Cinema

RICORDANDO RITORNO AL FUTURO

La reunion dei due attori protagonisti della saga al Comic-Con di New York a quasi 40 anni dal primo film

(New York)-Michael J.Fox e Christopher Lloyd si sono incontrati di nuovo a 37 anni dal primo film della saga di “Ritorno al Futuro”, in occasione dell’edizione 2022 del New York Comic-Con. Il momento emotivamente più toccante è stato quello del tenero abbraccio di Marty e Doc sul palco. I due attori hanno parlato poi del loro lavoro sul set della trilogia di Robert Zemekis, raccontando diversi aneddoti.

 

l video dell’abbraccio di Michael J. Fox e Christopher Lloyd è già diventato virale sul Web. Nonostante la forza di sorridere sempre, Michael J. Fox ha mostrato i segni della grave forma di Parkinson di cui è affetto dal 1991, quando aveva 30 anni, e che ha reso pubblica nel 1998. Sul palco l’attore è apparso con gambe malferme, muovendosi a fatica. A novembre l’attore riceverà l’Oscar onorario per la sua trentennale battaglia che lo ha colpito.
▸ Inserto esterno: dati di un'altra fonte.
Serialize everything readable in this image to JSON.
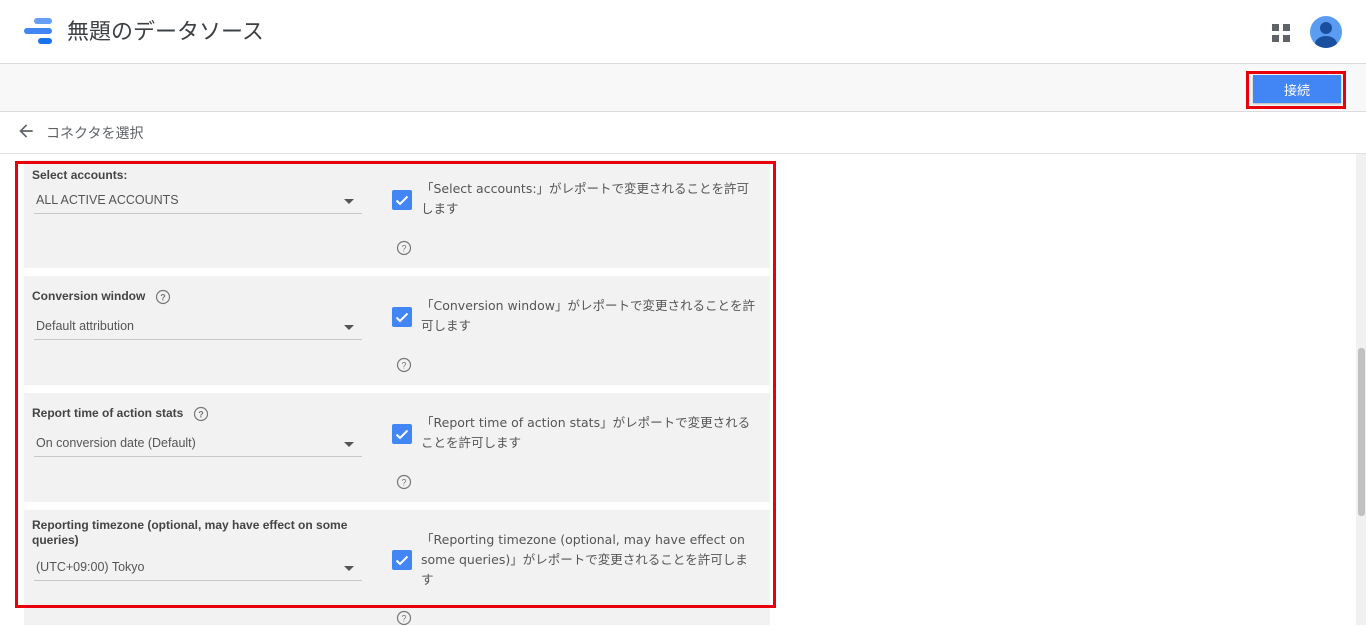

IL CAMBIO DEL PROTAGONISTA

– Lloyd ha raccontato la celeberrima storia del cambio di protagonista di “Ritorno al futuro”, con Fox che era stato chiamato diverse settimane dopo le riprese per sostituire Eric Stoltz nei panni di Marty McFly. “Lannuncio, all’una del mattino dopo che stavamo girando da sei settimane, era che l’attore che interpretava Marty non avrebbe più interpretato Marty e che domani avremmo iniziato a girare con Michael”. Sentivo di essere riuscito a malapena a superare le prime sei settimane e ora avrei dovuto farlo di nuovo?!”, ha ricordato.

 

 

L’INCONTRO TRA I DUE

– “Lavorare con Chris è stata la parte migliore di questo film perché è semplicemente geniale”, ha raccontato il 61enne Michael J. Fox. Entrambi hanno poi concordato sulla “chimica immediata” scattata tra loro sul set. Sempre Fox ha raccontato di essere rimasto colpito dal collega: “Era talmente bravo e divertente che ho pensato ‘Devo guardarmi le spalle perché questo tizio mi farà scomparire sullo schermo.'”

 

 

LA MORTE DELLA MADRE E IL RUOLO IN “RITORNO AL FUTURO”
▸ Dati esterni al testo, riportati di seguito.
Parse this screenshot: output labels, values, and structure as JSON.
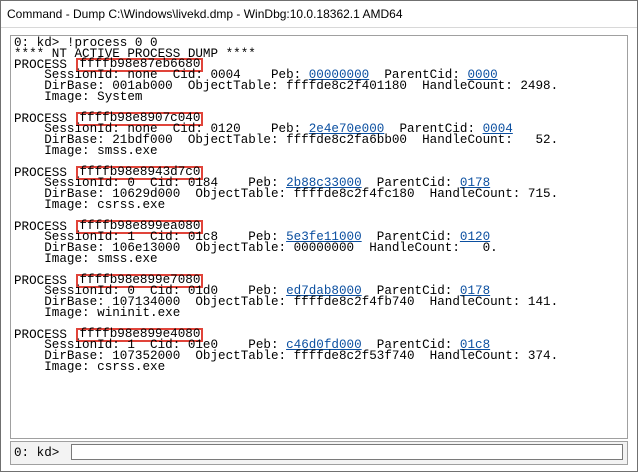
{
  "window": {
    "title": "Command - Dump C:\\Windows\\livekd.dmp - WinDbg:10.0.18362.1 AMD64"
  },
  "output": {
    "command_line": "0: kd> !process 0 0",
    "header": "**** NT ACTIVE PROCESS DUMP ****",
    "process_prefix": "PROCESS ",
    "processes": [
      {
        "address": "ffffb98e87eb6680",
        "line1_a": "    SessionId: none  Cid: 0004    Peb: ",
        "peb": "00000000",
        "line1_b": "  ParentCid: ",
        "parent_cid": "0000",
        "line2": "    DirBase: 001ab000  ObjectTable: ffffde8c2f401180  HandleCount: 2498.",
        "line3": "    Image: System"
      },
      {
        "address": "ffffb98e8907c040",
        "line1_a": "    SessionId: none  Cid: 0120    Peb: ",
        "peb": "2e4e70e000",
        "line1_b": "  ParentCid: ",
        "parent_cid": "0004",
        "line2": "    DirBase: 21bdf000  ObjectTable: ffffde8c2fa6bb00  HandleCount:   52.",
        "line3": "    Image: smss.exe"
      },
      {
        "address": "ffffb98e8943d7c0",
        "line1_a": "    SessionId: 0  Cid: 0184    Peb: ",
        "peb": "2b88c33000",
        "line1_b": "  ParentCid: ",
        "parent_cid": "0178",
        "line2": "    DirBase: 10629d000  ObjectTable: ffffde8c2f4fc180  HandleCount: 715.",
        "line3": "    Image: csrss.exe"
      },
      {
        "address": "ffffb98e899ea080",
        "line1_a": "    SessionId: 1  Cid: 01c8    Peb: ",
        "peb": "5e3fe11000",
        "line1_b": "  ParentCid: ",
        "parent_cid": "0120",
        "line2": "    DirBase: 106e13000  ObjectTable: 00000000  HandleCount:   0.",
        "line3": "    Image: smss.exe"
      },
      {
        "address": "ffffb98e899e7080",
        "line1_a": "    SessionId: 0  Cid: 01d0    Peb: ",
        "peb": "ed7dab8000",
        "line1_b": "  ParentCid: ",
        "parent_cid": "0178",
        "line2": "    DirBase: 107134000  ObjectTable: ffffde8c2f4fb740  HandleCount: 141.",
        "line3": "    Image: wininit.exe"
      },
      {
        "address": "ffffb98e899e4080",
        "line1_a": "    SessionId: 1  Cid: 01e0    Peb: ",
        "peb": "c46d0fd000",
        "line1_b": "  ParentCid: ",
        "parent_cid": "01c8",
        "line2": "    DirBase: 107352000  ObjectTable: ffffde8c2f53f740  HandleCount: 374.",
        "line3": "    Image: csrss.exe"
      }
    ]
  },
  "command_bar": {
    "prompt": "0: kd>",
    "input_value": ""
  },
  "colors": {
    "link": "#0b4fa0",
    "highlight_box": "#e0443a"
  }
}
– Michael J. Fox ha parlato anche della sua vita privata raccontando di aver perso la madre, morta a fine settembre a 92 anni. Ma l’attore ha voluto sdrammatizzare la notizia raccontando di quando la madre non voleva che girasse contemporaneamente “Casa Keaton” di giorno e “Ritorno al futuro”, la sera. “Avevo 23 anni, l’ho chiamata e le ho detto: ‘Vogliono che faccia questo film di Stevan Spielberg, ma dovrò farlo di notte’. Lei mi ha detto ‘Sarai troppo stanco’”. E ha proseguito: “Fino a oggi, beh fino a due settimane fa, mia madre ha sempre pensato che per me fare Ritorno al futuro fosse una pessima idea. Adorava il film ma, aveva ragione, mi sono stancato”.

 

 

IL MUSICAL SUL FILM

– I due attori hanno parlato anche della realizzazione di un musical di Ritorno al futuro, “Back to the Future: The Musical”, che debutterà a Broadway nel 2023. “Avrebbero potuto cadere in una trappola imitandoci. Ma hanno reso i personaggi completamente indipendenti e compiuti. Andrò senza dubbio a vederlo quando verrò a New York”, ha spiegato Fox.